I have more questions. It’s going to take another post to try to explore them. So we’ll continue this discussion in a Part II.
[i] “A North American Man/Boy Love Association (NAMBLA) representative stated: “The ultimate goal of the gay liberation movement is the achievement of sexual freedom for all—not just equal rights for lesbians and gay men, but also freedom of sexual expression for young people and children.” David Thorstand, “an/Boy Love and the America Gay Movement,” in “Male Intergenerational Intimacy: Historical, Socio-psychological and Legal Perspectives,” Journal of Homosexuality 20, 1-2 (1990): 255. This note comes from United Families International Guide to Family Issues: Sexual Orientation, 2013, p. 32.
[ii] “The 1972 conference of National Coalition of Gay Organizations released a ‘Gay Rights Platform’ which had as a plank ‘Repeal of all laws governing the age of consent.’ The goal has not changed. www.rslevinson.com/haylesissues/features/collect/onetime/bl_platform1972.htm . See also www.ageofconsent.com (Warning: sexually explicit)" This note comes from United Families International Guide to Family Issues: Sexual Orientation, 2013, p. 32.
[iii] “The homosexual activist strategy outlined in the book After the Ball (1989) included: 1) begin portraying homosexuals as ‘victims in need of protection so that straights will be inclined by reflex to adopt the role of protector,’ 2) present homosexuals in the media as ‘wholesome and admirable by straight standards, and…indistinguishable from the straights we’d like to reach,’ 3) desensitize people to homosexual issues by inundating the media with GLBT messages, 4) convert people to the belief that ‘gayness’ is good. ‘…conversion of the average American’s emotions, mind, and will, through a planned psychological attack, in the form of propaganda fed to the nation via the media.’ Marshall Kirk and Hunter Madsen, After the Ball: How America Will Conquer Its Fear and Hatred of Gays in the 90’s (Doubleday, 1989).” This note comes from United Families International Guide to Family Issues: Sexual Orientation, 2013, page 31.

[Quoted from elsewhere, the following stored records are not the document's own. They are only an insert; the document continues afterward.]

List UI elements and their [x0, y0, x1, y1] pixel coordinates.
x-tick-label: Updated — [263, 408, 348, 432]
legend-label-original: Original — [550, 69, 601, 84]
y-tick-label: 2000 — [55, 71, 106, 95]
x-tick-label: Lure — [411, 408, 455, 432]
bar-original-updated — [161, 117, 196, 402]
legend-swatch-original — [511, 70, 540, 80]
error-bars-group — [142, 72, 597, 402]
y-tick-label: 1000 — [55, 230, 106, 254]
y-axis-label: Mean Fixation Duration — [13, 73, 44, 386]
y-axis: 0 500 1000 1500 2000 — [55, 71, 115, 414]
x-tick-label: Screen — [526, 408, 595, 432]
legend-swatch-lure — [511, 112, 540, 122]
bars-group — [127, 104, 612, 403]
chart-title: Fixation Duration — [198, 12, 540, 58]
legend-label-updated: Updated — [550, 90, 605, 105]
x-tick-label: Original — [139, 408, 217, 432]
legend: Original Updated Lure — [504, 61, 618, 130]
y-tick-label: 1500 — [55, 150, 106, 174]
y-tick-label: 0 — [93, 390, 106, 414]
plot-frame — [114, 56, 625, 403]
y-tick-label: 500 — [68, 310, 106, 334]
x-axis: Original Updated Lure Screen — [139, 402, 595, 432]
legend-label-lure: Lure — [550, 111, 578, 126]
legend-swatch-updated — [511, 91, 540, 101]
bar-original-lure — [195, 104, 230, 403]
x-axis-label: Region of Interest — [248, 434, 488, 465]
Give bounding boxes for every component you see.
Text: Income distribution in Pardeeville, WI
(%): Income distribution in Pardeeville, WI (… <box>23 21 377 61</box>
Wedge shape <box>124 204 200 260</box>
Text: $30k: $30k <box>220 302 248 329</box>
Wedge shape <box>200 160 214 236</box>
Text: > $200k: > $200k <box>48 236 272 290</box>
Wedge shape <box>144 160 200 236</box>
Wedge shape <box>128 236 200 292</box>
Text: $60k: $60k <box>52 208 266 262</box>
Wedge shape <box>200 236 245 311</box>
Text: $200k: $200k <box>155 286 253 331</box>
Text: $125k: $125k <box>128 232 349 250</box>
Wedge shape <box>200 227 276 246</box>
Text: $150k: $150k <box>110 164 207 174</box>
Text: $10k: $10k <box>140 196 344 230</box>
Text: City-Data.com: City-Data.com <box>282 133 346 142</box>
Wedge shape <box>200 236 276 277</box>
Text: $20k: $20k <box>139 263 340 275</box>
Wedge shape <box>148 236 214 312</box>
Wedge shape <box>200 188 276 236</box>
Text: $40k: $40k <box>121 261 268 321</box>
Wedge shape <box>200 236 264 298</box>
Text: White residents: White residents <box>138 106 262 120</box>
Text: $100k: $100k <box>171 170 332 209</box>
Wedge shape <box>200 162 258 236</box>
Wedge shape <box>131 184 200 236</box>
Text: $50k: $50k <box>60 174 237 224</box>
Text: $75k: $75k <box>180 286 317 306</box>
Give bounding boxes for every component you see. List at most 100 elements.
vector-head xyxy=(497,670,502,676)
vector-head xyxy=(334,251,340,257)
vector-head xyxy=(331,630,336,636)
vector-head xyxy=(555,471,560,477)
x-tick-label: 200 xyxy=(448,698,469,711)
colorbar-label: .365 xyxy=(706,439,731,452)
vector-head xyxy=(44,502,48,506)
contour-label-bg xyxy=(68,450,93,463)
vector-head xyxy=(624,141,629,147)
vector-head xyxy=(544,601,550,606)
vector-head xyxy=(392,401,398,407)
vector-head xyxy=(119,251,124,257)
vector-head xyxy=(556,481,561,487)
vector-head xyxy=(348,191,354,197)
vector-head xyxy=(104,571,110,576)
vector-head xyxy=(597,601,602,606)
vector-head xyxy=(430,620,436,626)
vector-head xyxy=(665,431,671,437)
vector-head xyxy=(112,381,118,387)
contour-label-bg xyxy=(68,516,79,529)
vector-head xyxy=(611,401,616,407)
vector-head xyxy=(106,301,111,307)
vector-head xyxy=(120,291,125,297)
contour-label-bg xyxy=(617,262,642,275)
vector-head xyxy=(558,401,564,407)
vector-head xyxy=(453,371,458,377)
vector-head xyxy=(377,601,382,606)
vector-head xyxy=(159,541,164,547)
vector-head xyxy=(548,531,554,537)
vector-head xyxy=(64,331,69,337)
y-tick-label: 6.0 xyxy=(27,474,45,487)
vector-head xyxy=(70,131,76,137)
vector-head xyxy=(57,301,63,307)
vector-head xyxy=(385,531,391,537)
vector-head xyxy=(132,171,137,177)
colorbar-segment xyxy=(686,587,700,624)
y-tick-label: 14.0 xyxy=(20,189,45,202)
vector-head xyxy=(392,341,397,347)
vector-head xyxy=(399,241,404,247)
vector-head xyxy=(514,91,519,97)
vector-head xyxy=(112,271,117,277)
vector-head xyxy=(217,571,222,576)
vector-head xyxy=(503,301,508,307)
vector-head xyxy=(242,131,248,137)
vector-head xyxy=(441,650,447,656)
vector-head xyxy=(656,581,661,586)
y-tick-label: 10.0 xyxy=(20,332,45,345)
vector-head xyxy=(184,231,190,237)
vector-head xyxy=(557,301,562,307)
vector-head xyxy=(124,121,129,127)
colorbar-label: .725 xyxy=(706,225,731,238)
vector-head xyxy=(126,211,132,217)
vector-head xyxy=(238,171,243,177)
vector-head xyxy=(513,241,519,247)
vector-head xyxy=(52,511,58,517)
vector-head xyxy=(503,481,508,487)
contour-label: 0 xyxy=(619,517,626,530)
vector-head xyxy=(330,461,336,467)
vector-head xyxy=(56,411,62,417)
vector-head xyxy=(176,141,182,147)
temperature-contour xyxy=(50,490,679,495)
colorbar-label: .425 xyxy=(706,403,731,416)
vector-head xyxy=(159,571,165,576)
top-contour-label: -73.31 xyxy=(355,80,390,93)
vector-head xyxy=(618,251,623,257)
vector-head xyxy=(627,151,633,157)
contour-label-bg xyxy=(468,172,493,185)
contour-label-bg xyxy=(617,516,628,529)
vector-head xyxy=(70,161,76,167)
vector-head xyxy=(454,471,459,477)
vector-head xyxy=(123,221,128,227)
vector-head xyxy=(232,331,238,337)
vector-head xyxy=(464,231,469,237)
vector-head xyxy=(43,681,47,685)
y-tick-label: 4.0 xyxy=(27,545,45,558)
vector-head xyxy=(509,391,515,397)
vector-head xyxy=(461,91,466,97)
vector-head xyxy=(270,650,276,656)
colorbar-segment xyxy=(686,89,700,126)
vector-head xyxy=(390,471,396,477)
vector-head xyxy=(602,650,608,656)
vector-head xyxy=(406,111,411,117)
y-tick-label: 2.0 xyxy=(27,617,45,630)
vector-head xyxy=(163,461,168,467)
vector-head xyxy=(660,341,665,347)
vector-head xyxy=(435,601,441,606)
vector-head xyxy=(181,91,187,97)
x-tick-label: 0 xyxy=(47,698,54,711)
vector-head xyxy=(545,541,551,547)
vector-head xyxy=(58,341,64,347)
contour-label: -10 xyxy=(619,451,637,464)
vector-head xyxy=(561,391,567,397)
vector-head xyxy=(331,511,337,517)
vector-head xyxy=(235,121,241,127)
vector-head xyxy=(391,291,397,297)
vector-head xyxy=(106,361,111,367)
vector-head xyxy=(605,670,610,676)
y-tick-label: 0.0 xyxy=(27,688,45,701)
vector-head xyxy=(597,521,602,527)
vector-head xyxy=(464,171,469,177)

[v] See, e.g., Joseph Nicolosi, A. Dean Byrd, Richard W. Potts, “Retrospective Self-Reports of Changes in Homosexual Orientation: A Consumer Survey of Conversion Therapy Clients,” 86 Psychological Reports 1071, 1083 (June 2000). Study concludes that “20%-30% of the participants [in voluntary conversion therapy] said they shifted from a homosexual orientation to an exclusively or almost exclusively heterosexual orientation,” belying any assertion that homosexual orientation is “immutable.”